Segundo a investigação do DN, as assimetrias e discrepância entre o amadorismo puro, o profissionalismo e um plano intermédio refletem-se nos ordenados mensais que vão desde os 665 euros do salário mínimo obrigatório até aos 8000 euros. Das 125 profissionais, só cerca de um quarto supera os 3500 euros. Se a mais bem paga do Benfica recebe 8000 euros, a melhor paga do Sporting aufere 4500 euros limpos, por exemplo. No Sp. Braga, a média contratual ronda os 1500 euros/mês, embora haja atletas a receber acima disso.

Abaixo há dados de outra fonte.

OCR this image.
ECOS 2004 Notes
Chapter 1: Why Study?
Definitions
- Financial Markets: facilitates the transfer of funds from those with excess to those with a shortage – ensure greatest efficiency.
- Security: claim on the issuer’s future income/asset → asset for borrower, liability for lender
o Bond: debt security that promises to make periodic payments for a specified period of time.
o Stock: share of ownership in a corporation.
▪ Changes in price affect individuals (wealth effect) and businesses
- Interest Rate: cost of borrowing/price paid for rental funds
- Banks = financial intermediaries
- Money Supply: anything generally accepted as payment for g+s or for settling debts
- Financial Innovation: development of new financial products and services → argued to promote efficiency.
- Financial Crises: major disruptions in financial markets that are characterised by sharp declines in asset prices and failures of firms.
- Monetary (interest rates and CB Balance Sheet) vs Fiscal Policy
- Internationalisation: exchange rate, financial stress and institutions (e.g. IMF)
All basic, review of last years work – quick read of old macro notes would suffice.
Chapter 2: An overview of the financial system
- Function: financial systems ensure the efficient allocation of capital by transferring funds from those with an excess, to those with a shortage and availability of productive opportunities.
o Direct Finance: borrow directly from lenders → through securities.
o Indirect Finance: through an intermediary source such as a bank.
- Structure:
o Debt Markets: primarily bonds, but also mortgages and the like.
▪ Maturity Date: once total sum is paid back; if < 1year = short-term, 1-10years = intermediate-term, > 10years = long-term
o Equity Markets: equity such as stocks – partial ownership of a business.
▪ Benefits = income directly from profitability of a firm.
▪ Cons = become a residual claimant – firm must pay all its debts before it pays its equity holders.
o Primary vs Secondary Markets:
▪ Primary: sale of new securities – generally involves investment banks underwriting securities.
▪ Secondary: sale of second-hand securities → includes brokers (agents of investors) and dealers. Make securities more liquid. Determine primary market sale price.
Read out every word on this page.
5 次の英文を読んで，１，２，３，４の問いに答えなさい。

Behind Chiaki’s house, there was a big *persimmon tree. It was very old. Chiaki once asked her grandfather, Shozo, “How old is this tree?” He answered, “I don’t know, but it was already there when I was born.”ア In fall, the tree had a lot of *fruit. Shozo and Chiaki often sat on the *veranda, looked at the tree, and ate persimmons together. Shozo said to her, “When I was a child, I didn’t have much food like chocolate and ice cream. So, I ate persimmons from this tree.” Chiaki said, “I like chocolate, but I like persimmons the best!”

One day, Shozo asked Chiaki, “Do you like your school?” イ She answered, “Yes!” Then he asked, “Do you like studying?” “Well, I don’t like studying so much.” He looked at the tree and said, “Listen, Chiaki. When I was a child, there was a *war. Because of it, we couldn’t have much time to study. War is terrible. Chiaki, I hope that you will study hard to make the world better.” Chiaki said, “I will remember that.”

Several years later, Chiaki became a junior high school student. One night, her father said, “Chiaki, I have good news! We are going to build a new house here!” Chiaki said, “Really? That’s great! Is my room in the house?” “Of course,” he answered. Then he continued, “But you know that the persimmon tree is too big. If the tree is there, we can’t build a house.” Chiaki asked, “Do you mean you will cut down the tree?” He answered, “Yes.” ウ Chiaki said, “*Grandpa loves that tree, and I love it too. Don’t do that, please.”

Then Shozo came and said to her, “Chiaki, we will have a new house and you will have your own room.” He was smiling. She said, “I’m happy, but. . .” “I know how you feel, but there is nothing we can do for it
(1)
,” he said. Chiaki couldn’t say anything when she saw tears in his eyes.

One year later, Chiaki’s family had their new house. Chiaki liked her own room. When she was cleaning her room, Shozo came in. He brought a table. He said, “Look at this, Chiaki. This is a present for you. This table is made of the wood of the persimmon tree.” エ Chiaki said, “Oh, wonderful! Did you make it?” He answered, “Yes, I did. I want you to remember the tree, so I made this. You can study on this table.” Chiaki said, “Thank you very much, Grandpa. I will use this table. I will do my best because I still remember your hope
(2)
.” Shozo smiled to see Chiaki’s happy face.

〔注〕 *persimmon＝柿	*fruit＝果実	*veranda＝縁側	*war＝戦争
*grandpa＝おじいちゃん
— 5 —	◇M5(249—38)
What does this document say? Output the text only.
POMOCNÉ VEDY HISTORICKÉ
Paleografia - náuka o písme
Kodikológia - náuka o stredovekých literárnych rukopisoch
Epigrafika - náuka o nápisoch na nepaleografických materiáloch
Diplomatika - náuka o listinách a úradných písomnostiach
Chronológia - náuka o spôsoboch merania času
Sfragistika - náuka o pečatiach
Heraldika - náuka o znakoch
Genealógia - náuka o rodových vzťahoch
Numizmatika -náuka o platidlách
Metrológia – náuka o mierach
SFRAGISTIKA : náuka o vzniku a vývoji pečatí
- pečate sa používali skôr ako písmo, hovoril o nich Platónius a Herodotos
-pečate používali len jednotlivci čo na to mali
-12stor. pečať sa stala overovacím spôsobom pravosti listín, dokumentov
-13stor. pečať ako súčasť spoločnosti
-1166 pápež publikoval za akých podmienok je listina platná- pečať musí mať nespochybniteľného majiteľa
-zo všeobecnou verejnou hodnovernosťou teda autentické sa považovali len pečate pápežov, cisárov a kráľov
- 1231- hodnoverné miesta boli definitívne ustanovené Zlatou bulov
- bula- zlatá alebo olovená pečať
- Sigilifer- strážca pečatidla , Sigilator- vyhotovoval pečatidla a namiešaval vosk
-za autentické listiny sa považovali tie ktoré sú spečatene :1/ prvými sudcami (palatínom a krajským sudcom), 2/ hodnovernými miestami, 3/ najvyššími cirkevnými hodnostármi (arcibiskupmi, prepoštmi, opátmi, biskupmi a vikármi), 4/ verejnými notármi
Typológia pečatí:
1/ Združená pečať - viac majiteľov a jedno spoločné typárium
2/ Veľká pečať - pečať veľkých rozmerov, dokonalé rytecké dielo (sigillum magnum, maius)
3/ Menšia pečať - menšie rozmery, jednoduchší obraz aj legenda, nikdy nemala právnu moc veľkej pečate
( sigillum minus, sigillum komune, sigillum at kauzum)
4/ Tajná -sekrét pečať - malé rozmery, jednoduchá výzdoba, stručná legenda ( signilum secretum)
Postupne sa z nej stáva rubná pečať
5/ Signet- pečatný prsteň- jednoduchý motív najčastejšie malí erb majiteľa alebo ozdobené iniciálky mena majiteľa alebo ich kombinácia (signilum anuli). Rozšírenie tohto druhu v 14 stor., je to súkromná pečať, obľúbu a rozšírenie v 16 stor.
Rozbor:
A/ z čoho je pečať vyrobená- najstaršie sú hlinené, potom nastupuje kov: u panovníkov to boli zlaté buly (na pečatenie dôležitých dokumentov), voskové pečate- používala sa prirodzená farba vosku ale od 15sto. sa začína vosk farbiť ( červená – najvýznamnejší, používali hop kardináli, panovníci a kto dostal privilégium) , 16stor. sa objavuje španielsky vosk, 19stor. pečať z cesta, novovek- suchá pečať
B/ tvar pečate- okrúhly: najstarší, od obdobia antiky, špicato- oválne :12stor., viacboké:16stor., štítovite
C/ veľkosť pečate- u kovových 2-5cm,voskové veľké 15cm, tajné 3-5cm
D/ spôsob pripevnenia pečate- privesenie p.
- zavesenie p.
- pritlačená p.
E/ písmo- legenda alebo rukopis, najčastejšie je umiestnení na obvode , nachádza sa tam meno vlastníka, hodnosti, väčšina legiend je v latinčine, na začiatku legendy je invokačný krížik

Das 16 equipas da Liga BPI só três têm o plantel 100% profissional: Benfica, Sporting e Sp. Braga (nenhum quis falar ao DN sobre o assunto). Depois há o caso do Famalicão, que tem meio plantel profissional, e mais meia dúzia de emblemas que tem quatro, cinco ou seis jogadoras profissionais a receber entre o ordenado mínimo e os 1000 euros. Existem ainda pelo menos seis equipas sem qualquer profissional.

E já há vítimas da chamada profissionalização. O histórico Fofó (Futebol Benfica, um dos nove clubes que já foram campeões) viu o plantel decepado, nos últimos anos, por emblemas que podiam pagar mais e acabou por descer de divisão em 2020. Tem hoje apenas uma jogadora profissional, uma estrangeira a quem paga 1100 euros por mês, mais casa.

A jogadora estrangeira é por norma mais bem paga que a portuguesa. Além do ordenado têm direito a casa e carro. Mas há forma de contornar a coisa. Contratam-se jogadoras - alunas Erasmus, estrangeiras que têm o visto de residência garantido por serem estudantes, e não precisam de um visto de trabalho, logo também não precisam de um contrato como manda a lei.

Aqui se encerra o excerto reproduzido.